No sé en qué momento traspasé el espejismo del tiempo. Sólo que, a partir de determinado instante, mi abuelo y mi tío estuvieron cada vez más presentes. Sin esperármelo, como si se hubieran encarnado en mí, me vi continuando su lucha. A mucha gente del país le había sucedido lo mismo. De pronto, se aireaban historias. Se abrían archivos. Se cavaba en las cunetas. Se perforaban fosas. Surgían en todos los lugares asociaciones para la recuperación de la memoria histórica. Familiares reivindicaban el desenterramiento y reconocimiento de sus víctimas. Y, por todas partes, próximas y lejanas, horrendos casos, el último de los que he llegado a conocer, gracias al esfuerzo de Mercedes del Amo, es el de Salvador Vila, rector de la Universidad de Granada.

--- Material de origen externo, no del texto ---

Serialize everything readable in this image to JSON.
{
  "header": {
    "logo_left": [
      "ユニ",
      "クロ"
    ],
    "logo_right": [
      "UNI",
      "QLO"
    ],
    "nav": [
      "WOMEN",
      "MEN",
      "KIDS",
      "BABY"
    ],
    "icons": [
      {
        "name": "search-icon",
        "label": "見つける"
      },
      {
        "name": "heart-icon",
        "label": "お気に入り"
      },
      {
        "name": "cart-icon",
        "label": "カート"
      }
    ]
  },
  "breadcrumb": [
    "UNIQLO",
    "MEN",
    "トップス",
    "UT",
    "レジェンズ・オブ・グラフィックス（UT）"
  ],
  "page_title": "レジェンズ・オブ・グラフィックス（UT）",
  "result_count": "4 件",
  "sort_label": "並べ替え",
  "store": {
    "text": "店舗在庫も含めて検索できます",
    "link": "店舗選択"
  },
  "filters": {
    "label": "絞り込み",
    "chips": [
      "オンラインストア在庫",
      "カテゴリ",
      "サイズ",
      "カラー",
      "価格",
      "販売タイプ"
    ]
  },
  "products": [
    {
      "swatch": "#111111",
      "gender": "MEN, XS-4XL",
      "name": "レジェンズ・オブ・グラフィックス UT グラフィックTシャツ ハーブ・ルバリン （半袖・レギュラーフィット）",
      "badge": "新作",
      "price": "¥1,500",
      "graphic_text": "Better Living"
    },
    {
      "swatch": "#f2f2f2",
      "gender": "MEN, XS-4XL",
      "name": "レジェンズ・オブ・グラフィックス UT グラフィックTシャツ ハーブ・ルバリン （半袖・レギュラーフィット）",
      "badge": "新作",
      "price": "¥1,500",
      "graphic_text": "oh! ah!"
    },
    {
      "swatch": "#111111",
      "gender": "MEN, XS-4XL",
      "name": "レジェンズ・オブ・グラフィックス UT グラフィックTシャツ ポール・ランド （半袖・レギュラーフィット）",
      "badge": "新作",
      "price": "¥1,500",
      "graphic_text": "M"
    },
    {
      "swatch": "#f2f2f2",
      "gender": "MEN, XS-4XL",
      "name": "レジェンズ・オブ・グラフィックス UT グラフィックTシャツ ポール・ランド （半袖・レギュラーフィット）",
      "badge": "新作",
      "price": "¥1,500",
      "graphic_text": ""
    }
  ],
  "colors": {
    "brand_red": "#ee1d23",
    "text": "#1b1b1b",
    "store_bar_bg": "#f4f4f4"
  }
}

Hoy tengo la sensación de que la Guerra Civil ocurrió hace unos meses. Se habla de ella en todas partes. Los cadáveres salen de los armarios. Las historias se desgranan con libertad. Almuerzo en un restaurante y de la barra me llega una documentadísima conversación sobre la República. Alguien proclama su fervor por Azaña. Me emociono. No puedo evitar preguntar al dueño quiénes son los que hablan. El dueño, pese a mi oposición, me los presenta: un prestigioso abogado, un historiador, un médico Han formado entre ellos un gobierno republicano, del que el primero es presidente. Con admirado vértigo, me uno a la tertulia.
He comprendido que de nada sirve ocultar las cosas. La vida, la historia, tienen su propia energía. Si se la reprime, brotan en otro momento del espacio y del tiempo. Por eso, no llevan razón quienes llaman retrógrados, nostálgicos o vengativos a los que invocan el pasado. Son las voces por las que éste, escamoteado en su momento, brota ahora. Está ocurriendo también en Alemania, que igualmente tendió un oscuro velo sobre el nazismo, y lo está haciendo con la misma fuerza que aquí. Lo que hoy hurtemos a nuestros hijos, tendrán que enfrentarlo nuestros nietos.
Debemos aprender la lección y hablar libremente de lo que nos apetezca y desde los puntos de vista que queramos, sin tapujos ni exclusiones. De los nacionalismos. De ETA. De los matrimonios entre personas del mismo género. De la III República. De la convivencia. De la impostura. De la verdad. Sólo así el pasado no emergerá como un fantasma en el corazón sediento de nuestros hijos.